Setelah izin keluarpun, kata Agus, perusahaan tidak serta merta boleh beroperasi. Harus terlebih dahulu sosialisasi ke masyarakat.
“Sosialisasi dulu ke warga setempat. Seperti ke tokoh-tokohnya, aparat desanya dan masyarakat adat setempat,” terang dia.
Semetara itu, Kepala Bidang Pengelolaan Lingkungan Hidup (Kabid PLH) Dinas Lingkungan Hidup Kabupaten Sanggau, Yesaya Poulorossi P. Antang mengatakan belum mengetahui detail masih beroperasinya perusahaan tersebut.
“Beroperasi yang bagaimana?
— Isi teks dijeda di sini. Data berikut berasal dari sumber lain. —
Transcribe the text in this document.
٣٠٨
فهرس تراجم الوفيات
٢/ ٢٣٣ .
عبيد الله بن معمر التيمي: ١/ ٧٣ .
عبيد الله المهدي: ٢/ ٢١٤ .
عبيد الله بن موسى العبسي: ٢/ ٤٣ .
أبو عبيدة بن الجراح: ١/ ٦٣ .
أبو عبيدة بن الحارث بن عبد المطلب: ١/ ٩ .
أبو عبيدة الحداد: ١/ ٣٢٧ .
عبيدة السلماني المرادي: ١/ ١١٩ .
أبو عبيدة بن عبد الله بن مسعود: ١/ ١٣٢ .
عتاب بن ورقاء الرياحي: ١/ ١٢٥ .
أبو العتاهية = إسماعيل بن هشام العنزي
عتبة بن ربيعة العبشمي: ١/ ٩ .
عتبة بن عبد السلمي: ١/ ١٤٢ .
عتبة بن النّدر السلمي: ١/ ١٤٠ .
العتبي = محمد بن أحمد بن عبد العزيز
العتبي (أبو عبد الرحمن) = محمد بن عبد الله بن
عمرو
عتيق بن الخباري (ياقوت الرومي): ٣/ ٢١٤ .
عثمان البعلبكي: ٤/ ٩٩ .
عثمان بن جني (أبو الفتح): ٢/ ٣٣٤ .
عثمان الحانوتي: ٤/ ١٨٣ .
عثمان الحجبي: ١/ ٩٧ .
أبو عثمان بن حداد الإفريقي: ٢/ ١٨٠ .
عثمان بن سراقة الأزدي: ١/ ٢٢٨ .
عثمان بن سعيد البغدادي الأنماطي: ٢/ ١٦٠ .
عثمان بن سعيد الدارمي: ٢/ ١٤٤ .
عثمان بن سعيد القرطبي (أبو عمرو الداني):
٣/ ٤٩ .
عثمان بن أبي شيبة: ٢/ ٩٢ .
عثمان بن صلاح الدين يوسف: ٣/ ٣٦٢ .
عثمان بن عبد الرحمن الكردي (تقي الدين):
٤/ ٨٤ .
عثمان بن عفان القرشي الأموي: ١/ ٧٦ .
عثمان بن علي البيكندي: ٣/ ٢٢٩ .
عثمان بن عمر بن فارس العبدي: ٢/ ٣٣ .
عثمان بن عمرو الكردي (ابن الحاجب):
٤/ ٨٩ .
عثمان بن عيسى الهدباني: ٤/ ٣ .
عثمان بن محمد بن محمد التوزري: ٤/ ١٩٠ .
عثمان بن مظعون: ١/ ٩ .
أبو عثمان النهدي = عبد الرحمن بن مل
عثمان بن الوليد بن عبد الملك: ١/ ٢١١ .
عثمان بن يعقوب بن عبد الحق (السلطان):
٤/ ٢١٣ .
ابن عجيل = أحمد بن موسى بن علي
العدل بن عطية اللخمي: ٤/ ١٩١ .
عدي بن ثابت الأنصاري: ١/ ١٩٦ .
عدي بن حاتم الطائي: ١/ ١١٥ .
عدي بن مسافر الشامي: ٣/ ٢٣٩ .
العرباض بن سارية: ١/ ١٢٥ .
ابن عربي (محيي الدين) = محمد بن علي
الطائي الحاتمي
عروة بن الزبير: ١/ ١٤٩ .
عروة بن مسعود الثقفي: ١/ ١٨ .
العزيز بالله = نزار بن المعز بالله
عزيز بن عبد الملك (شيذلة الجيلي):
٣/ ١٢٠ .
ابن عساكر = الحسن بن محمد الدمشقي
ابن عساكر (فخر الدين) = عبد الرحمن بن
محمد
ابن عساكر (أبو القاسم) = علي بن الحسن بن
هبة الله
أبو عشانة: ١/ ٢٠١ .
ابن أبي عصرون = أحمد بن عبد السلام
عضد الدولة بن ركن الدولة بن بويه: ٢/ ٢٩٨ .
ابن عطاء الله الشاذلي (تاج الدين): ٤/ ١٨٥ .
Apakah mereka melakukan penggalian atau berkemas-kemas karena mereka mau cabut (lantaran izin dicabut). Kan ada juga karyawan mereka yang harus diurus. Tidak bisa langsung ditinggal,” kat Yesaya dihubungi via HP, Senin (09/0/2022).
Ia juga mengaku sudah menelepon pihak perusahaan, namun oleh pihak perusahaan diarahkan langsung ke Kepala Teknik Tambang (KTT).
“Takutnya mereka masih mengurus barang-barang yang ditinggalkan, atau karyawan yang tidak mungkin diberhentikan langsung. Nanti tetap akan kita surati (besok), untuk jaga-jaga,” katanya.
“Mereka boleh berkemas-kemas. Tapi karena izinnya sudah dicabut, kalian tak boleh lagi menggali. Apakah kantornya saja, apakah gaji-gaji. Peralatan mereka juga banyak. Nanti kita cari tahu. Kalau menggali tidak boleh lagi, apalagi menjualnya,” tegas Yesaya.
Lantas, jika perusahaan terpantau masih melakukan penggalian atau menjual, apakah bakal ada sanksi?
“Kita akan berikan paksaan pemerintah, pelarangan operasional. Kami sih lingkungan hidup, sesuai kewenangan kami di Dinas LH. Kalau untuk penyegelan atau lainnya itu ada di ESDM di provinsi, atau perizinan. Kalau kami cuma yang menjadi kewenangan lingkungan hidup,” demikian Yesaya. (KiA)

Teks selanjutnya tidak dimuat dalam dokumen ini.